Monday, June 29, 2015

Vanishing Games -- Roger Hobbs

The first-person narrator of most of Vanishing Games doesn't really have a name, but the one he uses most often is Jack.  He's also the protagonist of Roger Hobbs' Ghostman, which got a lot of awards and nominations for others but which I haven't read.   That's okay.  You don't have to have read it to have a lot of fun with this sequel.

In this one, after several third-person chapters of setup, Jack takes over the storytelling when he gets a text from a woman named Angela, whom he hasn't seen in the six years since the fiasco of the failed bank robbery that occurs in Ghostman. Now she needs his help, which of course he's instantly ready to give because she was his mentor in the ghostman game.

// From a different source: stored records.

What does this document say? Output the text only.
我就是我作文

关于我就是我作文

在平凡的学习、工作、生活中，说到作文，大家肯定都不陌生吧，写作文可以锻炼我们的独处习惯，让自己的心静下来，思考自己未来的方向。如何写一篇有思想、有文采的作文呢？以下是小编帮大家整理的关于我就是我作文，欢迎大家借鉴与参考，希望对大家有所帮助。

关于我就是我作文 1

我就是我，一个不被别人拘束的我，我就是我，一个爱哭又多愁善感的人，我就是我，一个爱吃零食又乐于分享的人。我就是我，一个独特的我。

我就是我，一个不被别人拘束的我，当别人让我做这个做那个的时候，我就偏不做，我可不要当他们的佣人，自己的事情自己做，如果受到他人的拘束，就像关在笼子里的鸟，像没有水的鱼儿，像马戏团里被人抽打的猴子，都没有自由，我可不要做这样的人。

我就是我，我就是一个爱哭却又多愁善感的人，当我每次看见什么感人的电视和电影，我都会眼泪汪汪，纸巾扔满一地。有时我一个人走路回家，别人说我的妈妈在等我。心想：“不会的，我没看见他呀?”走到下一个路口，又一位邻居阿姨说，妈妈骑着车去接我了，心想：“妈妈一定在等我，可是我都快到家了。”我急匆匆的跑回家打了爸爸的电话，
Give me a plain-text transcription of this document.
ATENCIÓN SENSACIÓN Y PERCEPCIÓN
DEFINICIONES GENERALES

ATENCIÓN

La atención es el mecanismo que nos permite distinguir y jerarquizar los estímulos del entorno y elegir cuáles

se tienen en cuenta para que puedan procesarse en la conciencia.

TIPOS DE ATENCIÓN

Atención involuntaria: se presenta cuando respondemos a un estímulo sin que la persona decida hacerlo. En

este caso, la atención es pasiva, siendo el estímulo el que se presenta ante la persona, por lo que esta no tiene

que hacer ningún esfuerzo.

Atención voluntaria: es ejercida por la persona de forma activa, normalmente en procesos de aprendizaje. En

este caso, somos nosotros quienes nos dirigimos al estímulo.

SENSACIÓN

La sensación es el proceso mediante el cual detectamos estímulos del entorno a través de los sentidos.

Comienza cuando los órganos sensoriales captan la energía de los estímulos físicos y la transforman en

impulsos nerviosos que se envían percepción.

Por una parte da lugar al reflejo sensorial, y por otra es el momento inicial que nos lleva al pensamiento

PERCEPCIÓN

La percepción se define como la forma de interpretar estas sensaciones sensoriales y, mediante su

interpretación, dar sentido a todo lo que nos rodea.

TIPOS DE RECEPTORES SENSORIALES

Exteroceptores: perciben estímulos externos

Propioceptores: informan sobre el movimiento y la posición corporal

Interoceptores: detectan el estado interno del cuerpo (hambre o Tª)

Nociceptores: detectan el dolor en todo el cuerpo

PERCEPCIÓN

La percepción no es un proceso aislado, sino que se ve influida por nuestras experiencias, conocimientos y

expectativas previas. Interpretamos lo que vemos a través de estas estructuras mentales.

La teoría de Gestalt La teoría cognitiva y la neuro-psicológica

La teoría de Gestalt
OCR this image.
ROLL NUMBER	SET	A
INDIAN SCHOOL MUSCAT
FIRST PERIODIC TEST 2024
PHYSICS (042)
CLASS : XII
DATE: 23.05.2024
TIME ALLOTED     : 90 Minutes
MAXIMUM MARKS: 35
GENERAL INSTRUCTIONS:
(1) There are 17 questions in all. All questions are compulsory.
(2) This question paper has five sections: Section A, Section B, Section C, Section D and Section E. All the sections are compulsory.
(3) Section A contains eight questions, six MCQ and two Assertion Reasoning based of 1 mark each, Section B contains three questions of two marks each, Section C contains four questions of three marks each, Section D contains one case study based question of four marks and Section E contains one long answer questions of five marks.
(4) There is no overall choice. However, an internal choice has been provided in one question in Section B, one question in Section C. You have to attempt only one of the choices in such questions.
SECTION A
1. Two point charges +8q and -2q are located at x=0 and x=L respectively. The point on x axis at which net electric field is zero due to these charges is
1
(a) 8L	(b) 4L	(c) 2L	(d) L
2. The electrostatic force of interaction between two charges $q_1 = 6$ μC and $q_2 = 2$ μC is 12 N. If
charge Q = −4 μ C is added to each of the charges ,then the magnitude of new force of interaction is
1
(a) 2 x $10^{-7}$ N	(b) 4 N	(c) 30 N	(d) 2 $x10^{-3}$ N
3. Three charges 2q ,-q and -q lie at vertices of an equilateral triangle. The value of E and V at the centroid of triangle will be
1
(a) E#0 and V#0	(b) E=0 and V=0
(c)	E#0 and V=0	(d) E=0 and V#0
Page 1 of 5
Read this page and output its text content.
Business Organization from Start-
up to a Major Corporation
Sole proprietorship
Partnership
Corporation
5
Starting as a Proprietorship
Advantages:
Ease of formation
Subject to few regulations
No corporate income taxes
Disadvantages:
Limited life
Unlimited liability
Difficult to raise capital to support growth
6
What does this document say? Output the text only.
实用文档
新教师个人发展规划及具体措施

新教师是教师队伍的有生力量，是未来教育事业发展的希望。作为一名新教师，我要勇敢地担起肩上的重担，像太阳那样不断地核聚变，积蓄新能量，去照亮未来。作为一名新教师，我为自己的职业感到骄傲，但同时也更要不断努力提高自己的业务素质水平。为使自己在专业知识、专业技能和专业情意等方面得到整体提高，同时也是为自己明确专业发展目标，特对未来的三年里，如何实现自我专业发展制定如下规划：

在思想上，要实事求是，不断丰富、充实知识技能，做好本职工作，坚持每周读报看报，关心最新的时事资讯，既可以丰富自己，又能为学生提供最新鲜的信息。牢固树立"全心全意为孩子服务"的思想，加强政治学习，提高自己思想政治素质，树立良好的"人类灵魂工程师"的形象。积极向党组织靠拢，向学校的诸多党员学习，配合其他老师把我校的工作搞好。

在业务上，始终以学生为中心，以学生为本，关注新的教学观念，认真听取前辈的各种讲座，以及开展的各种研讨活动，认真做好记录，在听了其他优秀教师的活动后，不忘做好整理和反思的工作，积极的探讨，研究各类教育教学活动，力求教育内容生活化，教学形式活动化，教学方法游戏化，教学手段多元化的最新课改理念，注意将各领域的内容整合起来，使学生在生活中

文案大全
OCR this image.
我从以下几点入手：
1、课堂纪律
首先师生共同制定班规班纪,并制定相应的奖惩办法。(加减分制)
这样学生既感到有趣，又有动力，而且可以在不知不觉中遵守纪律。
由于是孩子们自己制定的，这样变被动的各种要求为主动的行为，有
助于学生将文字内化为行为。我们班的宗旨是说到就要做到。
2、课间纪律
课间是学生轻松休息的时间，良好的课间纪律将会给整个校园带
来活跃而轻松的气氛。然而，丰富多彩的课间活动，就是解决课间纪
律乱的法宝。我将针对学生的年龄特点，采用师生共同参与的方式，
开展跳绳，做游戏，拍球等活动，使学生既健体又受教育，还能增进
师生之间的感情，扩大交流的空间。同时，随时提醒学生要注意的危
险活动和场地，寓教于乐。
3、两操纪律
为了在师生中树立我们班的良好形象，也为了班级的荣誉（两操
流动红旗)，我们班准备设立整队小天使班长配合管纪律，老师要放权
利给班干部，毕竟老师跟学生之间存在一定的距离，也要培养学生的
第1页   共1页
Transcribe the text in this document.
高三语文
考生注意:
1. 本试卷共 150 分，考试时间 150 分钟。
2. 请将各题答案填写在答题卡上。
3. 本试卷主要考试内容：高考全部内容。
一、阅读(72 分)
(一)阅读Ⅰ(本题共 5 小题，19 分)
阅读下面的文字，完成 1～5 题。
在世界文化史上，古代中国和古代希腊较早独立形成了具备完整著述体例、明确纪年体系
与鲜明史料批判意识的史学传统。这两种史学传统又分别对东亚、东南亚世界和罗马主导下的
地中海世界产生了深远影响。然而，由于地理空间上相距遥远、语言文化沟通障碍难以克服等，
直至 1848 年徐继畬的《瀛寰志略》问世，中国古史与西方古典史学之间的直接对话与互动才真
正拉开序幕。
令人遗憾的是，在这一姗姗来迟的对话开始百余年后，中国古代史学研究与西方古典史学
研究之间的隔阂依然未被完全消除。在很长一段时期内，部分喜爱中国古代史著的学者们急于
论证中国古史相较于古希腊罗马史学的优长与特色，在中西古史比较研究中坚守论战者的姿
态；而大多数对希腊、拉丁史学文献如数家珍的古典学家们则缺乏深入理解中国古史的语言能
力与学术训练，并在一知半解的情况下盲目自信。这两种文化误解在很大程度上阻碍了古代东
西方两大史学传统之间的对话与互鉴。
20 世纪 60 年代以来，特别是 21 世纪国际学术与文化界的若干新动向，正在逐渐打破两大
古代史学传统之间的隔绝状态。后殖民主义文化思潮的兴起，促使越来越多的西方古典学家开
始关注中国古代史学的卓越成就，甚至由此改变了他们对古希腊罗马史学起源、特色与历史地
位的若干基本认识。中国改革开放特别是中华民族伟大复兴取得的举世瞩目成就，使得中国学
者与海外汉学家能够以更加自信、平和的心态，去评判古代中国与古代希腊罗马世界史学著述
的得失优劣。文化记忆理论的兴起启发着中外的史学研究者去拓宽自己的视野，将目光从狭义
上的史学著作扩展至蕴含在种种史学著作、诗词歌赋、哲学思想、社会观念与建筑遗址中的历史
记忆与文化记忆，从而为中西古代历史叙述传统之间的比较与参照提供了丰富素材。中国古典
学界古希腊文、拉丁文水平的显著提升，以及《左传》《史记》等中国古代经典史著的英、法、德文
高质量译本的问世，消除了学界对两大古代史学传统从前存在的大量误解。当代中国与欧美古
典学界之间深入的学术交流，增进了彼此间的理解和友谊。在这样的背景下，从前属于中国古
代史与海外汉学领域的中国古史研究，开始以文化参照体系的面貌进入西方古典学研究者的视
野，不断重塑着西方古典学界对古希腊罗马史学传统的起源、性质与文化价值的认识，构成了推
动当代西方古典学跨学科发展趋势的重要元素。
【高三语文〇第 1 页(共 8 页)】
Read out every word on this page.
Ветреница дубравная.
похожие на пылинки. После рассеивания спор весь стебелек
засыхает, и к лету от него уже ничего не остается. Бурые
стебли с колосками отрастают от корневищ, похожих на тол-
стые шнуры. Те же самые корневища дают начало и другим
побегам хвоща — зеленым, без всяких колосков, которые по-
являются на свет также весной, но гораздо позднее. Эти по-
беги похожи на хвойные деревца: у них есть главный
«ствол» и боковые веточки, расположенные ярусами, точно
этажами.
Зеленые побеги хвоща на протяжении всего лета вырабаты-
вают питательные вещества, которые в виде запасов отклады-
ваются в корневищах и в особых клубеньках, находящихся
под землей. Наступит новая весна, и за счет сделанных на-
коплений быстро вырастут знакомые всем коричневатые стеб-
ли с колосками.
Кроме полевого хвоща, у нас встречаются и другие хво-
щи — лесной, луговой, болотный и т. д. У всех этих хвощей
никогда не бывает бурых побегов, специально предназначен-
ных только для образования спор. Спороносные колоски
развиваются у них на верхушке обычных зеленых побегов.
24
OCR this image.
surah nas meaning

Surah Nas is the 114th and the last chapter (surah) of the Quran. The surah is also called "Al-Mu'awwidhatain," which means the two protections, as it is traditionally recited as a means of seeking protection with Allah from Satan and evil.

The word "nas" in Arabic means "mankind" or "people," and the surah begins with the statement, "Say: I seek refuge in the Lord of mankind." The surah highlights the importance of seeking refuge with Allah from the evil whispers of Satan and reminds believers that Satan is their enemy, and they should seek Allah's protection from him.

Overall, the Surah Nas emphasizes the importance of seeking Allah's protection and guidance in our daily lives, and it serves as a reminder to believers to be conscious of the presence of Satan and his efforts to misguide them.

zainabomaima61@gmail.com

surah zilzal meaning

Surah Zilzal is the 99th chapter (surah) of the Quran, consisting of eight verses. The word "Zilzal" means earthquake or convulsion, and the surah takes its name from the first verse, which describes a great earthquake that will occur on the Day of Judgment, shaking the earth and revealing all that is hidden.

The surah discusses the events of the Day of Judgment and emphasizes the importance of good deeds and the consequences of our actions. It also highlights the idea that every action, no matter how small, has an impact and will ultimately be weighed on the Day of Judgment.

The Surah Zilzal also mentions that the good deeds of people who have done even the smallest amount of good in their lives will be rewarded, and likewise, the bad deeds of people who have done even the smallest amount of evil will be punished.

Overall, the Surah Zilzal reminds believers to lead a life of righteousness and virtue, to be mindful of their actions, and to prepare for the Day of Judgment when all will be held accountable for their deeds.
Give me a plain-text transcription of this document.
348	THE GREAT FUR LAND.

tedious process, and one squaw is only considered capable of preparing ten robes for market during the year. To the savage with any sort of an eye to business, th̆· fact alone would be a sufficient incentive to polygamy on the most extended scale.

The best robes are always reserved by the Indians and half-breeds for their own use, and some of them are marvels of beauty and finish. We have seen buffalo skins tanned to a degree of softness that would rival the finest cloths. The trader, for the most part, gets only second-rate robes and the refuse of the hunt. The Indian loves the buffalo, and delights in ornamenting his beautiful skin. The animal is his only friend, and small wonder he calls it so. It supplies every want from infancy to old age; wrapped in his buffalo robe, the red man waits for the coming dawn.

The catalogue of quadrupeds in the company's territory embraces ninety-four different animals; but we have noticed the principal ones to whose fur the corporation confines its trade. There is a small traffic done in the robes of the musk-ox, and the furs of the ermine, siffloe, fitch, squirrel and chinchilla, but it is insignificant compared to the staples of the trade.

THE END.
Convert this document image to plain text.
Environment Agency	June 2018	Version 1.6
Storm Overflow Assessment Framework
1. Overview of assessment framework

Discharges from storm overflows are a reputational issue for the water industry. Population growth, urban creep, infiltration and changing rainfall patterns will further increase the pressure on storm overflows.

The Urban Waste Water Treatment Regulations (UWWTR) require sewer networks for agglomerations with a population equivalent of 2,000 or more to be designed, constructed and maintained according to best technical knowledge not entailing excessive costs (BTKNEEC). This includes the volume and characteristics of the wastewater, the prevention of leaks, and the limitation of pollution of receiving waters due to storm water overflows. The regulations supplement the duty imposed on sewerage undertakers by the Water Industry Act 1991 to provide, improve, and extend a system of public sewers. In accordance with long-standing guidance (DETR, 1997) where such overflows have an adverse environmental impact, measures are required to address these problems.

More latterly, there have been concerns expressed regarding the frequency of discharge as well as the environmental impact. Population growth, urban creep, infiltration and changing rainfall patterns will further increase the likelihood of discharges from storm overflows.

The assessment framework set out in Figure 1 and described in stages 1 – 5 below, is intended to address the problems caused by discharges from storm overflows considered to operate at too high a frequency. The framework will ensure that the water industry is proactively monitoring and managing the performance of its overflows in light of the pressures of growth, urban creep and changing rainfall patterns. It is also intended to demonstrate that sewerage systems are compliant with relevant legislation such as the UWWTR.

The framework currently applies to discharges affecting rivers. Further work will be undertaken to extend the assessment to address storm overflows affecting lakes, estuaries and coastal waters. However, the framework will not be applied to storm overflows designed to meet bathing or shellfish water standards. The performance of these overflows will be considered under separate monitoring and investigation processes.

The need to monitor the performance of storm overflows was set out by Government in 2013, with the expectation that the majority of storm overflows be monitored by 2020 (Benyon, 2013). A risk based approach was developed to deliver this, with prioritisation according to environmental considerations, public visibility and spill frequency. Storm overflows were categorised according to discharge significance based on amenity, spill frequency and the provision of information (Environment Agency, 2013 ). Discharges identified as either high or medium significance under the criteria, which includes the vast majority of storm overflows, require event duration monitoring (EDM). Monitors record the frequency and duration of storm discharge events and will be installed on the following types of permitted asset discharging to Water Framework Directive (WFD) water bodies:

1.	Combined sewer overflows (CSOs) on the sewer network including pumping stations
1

This is one of those go-for-broke books that heads over the top at the very start and then just keeps going so far that the top is no longer visible.  It's pretty much nonstop action, and if you like the kind of details that Jack Reacher tosses into the story, you'll find about 100 times that many here, as Hobbs tells you all kinds of stuff about triads, sapphire smuggling, weapons, traffic in Macau, how a ghostman lives, and a lot more.  You're never sure how much of it is true and how much Hobbs is just making up, but it doesn't matter.  It's all in preposterous fun.

Hobbs seems to love "the ticking clock," not to mention plenty of chases and shooting.  You can either reject all this and look for a John Dickson Carr novel to read, or you can go with the flow.  I chose to go with it and had a good time all the way.   Check it out.

2 comments:

Jeff Meyerson said...

I read GHOSTMAN a year ago and if I had to guess I would have said that you were the one who recommended it. Clearly not. I think maybe it was George Easter.

I will definitely read the sequel.

Jeff

mybillcrider said...

I may have to go back and read GHOSTMAN.